We’ll explore this topic in more detail at our webinar with 4 Pump Court on 20 October at 2pm - 3pm. Click here for more information and to register.

When AI goes wrong - contractual remedies flowing from defective AI

Contractual liability at common law is rooted in the principle that the loss must not be so remote as to be unrecoverable (in other words, was the loss within the contemplation of the parties).

As with most contracts for the sale of products, any contract for the supply or provision of AI is likely to contain supplier- or developer-favoured allocations of risk. Businesses supplying or providing AI are likely to try to protect themselves from potential liability by including a provision excluding liability for defective AI. The effectiveness of such clauses has not yet been tested, and so the task will eventually fall to the courts to assess whether such an exclusion clause is reasonable1 (likely involving public policy considerations on the allocation of risk in AI). The absence of case law makes it difficult to predict how a court would strike this balance, and this is a significant area of risk for suppliers looking to rely on an exclusion clause (or indeed purchasers hoping to overcome such a clause to recover loss and damage).

Therefore another likely avenue for a potential claimant who has suffered loss as a result of defective AI would be the argument that there is an implied term as to quality and/or fitness of the AI, and that (in England and Wales) this has not been met under either the Sale of Goods Act 1979 (SGA 1979) or the Consumer Rights Act 2015 (CRA 2015).

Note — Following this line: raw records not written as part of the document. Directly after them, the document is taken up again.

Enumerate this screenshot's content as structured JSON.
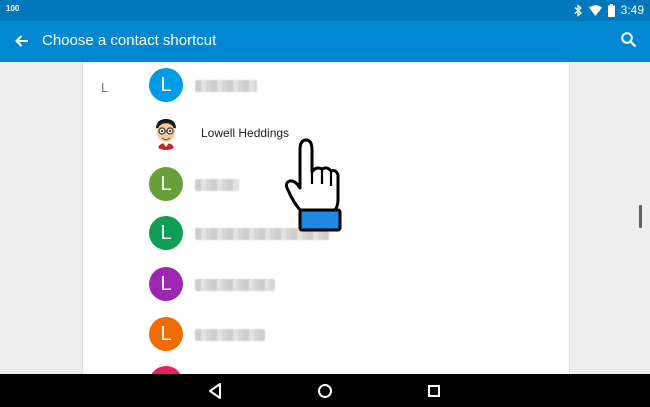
{
  "status_bar": {
    "left_text": "100",
    "time": "3:49",
    "icons": [
      "bluetooth-icon",
      "wifi-icon",
      "battery-icon"
    ]
  },
  "app_bar": {
    "title": "Choose a contact shortcut",
    "icons": [
      "back-arrow-icon",
      "search-icon"
    ]
  },
  "contacts": {
    "section_letter": "L",
    "items": [
      {
        "avatar_letter": "L",
        "avatar_color": "#039be5",
        "name": ""
      },
      {
        "avatar_letter": "",
        "avatar_color": "",
        "name": "Lowell Heddings"
      },
      {
        "avatar_letter": "L",
        "avatar_color": "#689f38",
        "name": ""
      },
      {
        "avatar_letter": "L",
        "avatar_color": "#0f9d58",
        "name": ""
      },
      {
        "avatar_letter": "L",
        "avatar_color": "#9c27b0",
        "name": ""
      },
      {
        "avatar_letter": "L",
        "avatar_color": "#ef6c00",
        "name": ""
      }
    ]
  },
  "nav_bar": {
    "icons": [
      "back-triangle-icon",
      "home-circle-icon",
      "recents-square-icon"
    ]
  },
  "colors": {
    "status_bar": "#0277bd",
    "app_bar": "#0288d1",
    "pointer_cuff": "#1e88e5"
  }
}
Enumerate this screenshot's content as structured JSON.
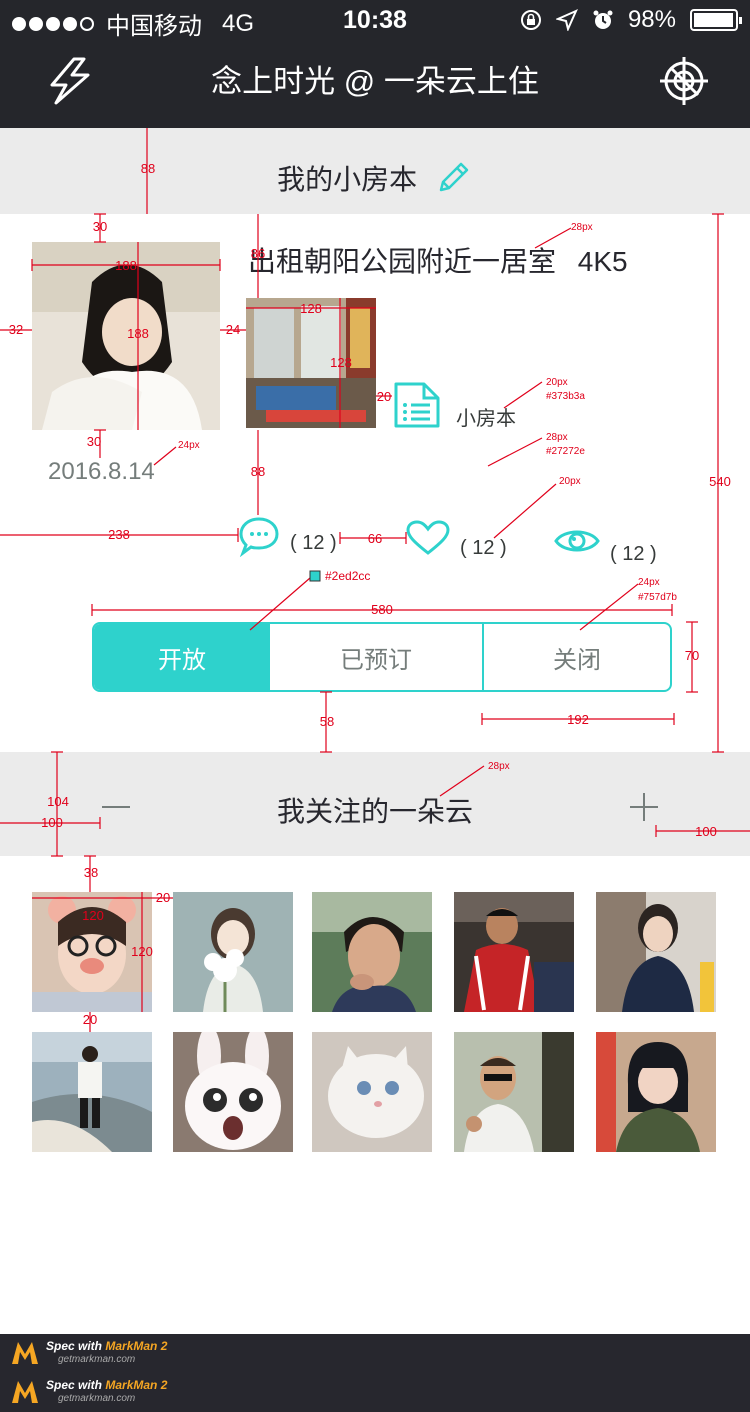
{
  "status_bar": {
    "carrier": "中国移动",
    "network": "4G",
    "time": "10:38",
    "battery": "98%",
    "battery_fraction": 0.98
  },
  "nav": {
    "title": "念上时光 @ 一朵云上住",
    "left_icon": "lightning-icon",
    "right_icon": "crosshair-icon"
  },
  "section_room": {
    "title": "我的小房本",
    "icon": "pencil-icon"
  },
  "listing": {
    "title": "出租朝阳公园附近一居室",
    "price": "4K5",
    "date": "2016.8.14",
    "doc_label": "小房本",
    "stats": {
      "comments": "( 12 )",
      "likes": "( 12 )",
      "views": "( 12 )"
    }
  },
  "segment": {
    "options": [
      "开放",
      "已预订",
      "关闭"
    ],
    "selected": "开放"
  },
  "section_follow": {
    "title": "我关注的一朵云"
  },
  "bottom_bar": {
    "label1": "Spec with",
    "brand": "MarkMan 2",
    "url": "getmarkman.com"
  },
  "spec": {
    "labels": [
      "88",
      "30",
      "188",
      "188",
      "32",
      "24",
      "30",
      "86",
      "128",
      "128",
      "20",
      "88",
      "238",
      "66",
      "580",
      "70",
      "58",
      "192",
      "540",
      "104",
      "100",
      "100",
      "38",
      "120",
      "120",
      "20",
      "20"
    ],
    "notes": [
      "28px",
      "20px",
      "#373b3a",
      "28px",
      "#27272e",
      "20px",
      "24px",
      "24px",
      "#757d7b",
      "#2ed2cc",
      "28px"
    ]
  },
  "colors": {
    "accent": "#2ed2cc",
    "dark": "#25262b",
    "text_primary": "#27272e",
    "text_secondary": "#373b3a",
    "text_muted": "#757d7b",
    "section_bg": "#ebebeb"
  }
}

However, these arguments are not without their own difficulties. Crucially, claims under both the SGA 1979 and CRA 2015 would be predicated on the classification of AI as a “good”, which is in itself contentious. For instance, in the context of computer software, the English courts have held that intangible computer software (to be distinguished from computer hardware) does not constitute a “good” for the purposes of the SGA 19792. Therefore, there is an uncertainty over whether the intangible code underpinning an AI process would be similarly categorised.

AI and tortious liability

In cases where there are barriers to relying on contractual liability, a potential claimant will usually look to the law of torts to try to bridge this gap. In particular, negligence is often viewed as an opportunity to impose liability on a party outside the reach of the contract.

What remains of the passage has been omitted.